Logistics UK has urged the Chancellor not to impose any further tax increases on the logistics industry, warning that doing so would fuel inflation, undermine business competitiveness, and add costs across the entire economy.
In its formal submission to the Treasury ahead of the Autumn Budget, the business group — which represents all parts of the logistics sector — said the industry “cannot shoulder the burden of any more tax increases without fuelling inflation and stifling growth.”
The organisation’s analysis highlights how logistics costs are built into almost every product and service — from food and medicines to construction materials and consumer goods. Any rise in fuel duty, employer National Insurance Contributions (NICs) or business rates, it said, would ultimately feed through to higher prices for households and businesses.
Employing 2.7 million people, around 8% of the UK workforce, the logistics sector is already facing significant cost pressures. Logistics UK estimates that recent increases in employer NICs will cost the industry £1.7 billion this year alone. Fuel duty remains another major concern, with logistics firms accounting for around 20% of all fuel duty paid to HMRC.

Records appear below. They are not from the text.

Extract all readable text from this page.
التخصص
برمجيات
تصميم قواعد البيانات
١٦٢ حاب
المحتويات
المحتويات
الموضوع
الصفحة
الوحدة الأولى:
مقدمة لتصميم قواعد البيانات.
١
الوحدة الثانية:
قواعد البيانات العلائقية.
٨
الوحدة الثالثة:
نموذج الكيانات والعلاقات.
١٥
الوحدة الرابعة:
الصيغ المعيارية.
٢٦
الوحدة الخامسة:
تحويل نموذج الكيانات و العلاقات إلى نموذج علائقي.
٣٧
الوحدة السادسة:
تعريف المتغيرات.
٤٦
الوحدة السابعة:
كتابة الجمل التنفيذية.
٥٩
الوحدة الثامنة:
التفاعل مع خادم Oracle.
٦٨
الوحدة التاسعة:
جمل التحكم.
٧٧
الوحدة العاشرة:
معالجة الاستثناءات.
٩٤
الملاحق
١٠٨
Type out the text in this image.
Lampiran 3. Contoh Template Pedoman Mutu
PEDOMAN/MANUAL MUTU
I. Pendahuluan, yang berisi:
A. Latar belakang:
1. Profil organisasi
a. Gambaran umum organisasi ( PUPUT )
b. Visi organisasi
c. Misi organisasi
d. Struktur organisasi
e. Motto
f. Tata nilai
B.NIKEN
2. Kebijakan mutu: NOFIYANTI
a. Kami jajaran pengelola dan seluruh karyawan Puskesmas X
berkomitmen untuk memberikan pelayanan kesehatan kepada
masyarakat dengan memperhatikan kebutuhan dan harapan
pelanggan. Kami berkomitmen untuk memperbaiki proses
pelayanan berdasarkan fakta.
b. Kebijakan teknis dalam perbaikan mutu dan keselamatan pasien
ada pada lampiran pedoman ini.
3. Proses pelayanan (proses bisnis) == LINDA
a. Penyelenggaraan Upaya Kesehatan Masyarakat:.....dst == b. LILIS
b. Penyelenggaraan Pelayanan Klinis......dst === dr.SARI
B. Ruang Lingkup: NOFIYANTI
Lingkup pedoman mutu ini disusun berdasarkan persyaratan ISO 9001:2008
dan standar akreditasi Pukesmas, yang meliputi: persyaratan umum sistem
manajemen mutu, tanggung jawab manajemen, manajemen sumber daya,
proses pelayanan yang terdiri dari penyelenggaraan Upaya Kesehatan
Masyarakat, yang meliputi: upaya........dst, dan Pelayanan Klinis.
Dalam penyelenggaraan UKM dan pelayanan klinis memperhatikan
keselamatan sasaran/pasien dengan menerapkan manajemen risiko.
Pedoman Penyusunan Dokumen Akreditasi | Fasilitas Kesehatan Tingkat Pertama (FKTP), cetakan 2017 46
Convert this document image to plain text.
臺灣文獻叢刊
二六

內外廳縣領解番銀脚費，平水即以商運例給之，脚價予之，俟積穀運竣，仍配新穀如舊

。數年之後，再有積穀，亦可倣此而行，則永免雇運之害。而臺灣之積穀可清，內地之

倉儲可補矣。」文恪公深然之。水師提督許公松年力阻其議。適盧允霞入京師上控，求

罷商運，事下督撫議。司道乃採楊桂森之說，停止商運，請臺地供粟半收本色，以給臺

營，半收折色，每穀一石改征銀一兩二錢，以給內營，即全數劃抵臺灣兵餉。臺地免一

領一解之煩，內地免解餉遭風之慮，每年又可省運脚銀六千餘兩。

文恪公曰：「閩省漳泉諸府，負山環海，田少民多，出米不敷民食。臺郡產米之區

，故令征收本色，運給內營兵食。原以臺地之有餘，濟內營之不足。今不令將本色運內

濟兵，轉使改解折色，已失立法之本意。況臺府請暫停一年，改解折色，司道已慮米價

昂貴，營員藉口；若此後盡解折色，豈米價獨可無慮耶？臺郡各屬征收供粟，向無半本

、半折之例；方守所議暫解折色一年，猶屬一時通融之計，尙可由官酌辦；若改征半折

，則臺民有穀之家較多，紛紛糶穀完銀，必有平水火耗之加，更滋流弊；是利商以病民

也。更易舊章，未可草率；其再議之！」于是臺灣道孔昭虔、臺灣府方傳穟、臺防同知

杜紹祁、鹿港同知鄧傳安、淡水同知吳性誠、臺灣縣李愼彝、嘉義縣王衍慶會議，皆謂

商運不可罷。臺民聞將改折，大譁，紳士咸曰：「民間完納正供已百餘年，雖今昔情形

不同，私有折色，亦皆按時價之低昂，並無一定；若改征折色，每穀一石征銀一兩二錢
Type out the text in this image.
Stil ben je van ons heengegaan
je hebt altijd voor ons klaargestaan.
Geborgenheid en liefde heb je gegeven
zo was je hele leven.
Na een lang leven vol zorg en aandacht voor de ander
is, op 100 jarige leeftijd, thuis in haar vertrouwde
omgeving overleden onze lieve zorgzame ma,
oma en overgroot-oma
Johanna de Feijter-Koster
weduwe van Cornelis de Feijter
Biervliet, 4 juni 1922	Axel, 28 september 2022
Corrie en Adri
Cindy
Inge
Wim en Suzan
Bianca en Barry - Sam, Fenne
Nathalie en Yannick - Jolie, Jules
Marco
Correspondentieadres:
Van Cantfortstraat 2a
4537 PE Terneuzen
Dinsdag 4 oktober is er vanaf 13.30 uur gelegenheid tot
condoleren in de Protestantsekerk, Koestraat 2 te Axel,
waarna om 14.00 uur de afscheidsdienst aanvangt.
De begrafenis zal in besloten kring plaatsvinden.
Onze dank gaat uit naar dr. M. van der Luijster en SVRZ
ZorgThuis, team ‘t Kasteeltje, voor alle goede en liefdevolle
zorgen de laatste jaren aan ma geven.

Acting Chief Executive Kevin Green said it was crucial the Chancellor understood the impact of further taxation. “The Chancellor has said she is planning ‘targeted action’ to bring down inflation and it is vital she understands that increasing fuel duty would run the risk of doing the exact opposite,” he warned.
He explained that fuel represents about a third of the cost of operating a 44-tonne HGV and that any duty rise would not only “drive up inflation” but also harm smaller businesses that lack the flexibility to absorb higher costs. “The tax also hits smaller operators the hardest as they are often unable to negotiate contracts that enable them to pass on the increased cost of fuel to their customers,” he added.
Logistics UK is also calling for reform of the business rates system to ensure it supports rather than penalises investment in logistics infrastructure. Green said that warehouses, distribution centres and logistics hubs across the country already face steep bills and that current reform proposals risk adding to inflationary pressures.
“Plans for a higher multiplier on properties with a rateable value above £500,000 will disproportionately affect our sector,” he said. “The business rates reforms, as they are currently proposed, will add millions to operators’ costs, which will ultimately be passed on through supply chains to retailers and consumers.”
Green said the Autumn Budget must recognise logistics as a fundamental enabler of the UK economy, quoting the government’s own Modern Industrial Strategy, which describes logistics as making “a vital contribution to the UK economy and the competitiveness of the Industrial Strategy growth-driving sectors.”
He added: “It supplies our hospitals, schools, factories, construction sites, shops and homes with everything they need, everywhere, every day – nothing moves without logistics.”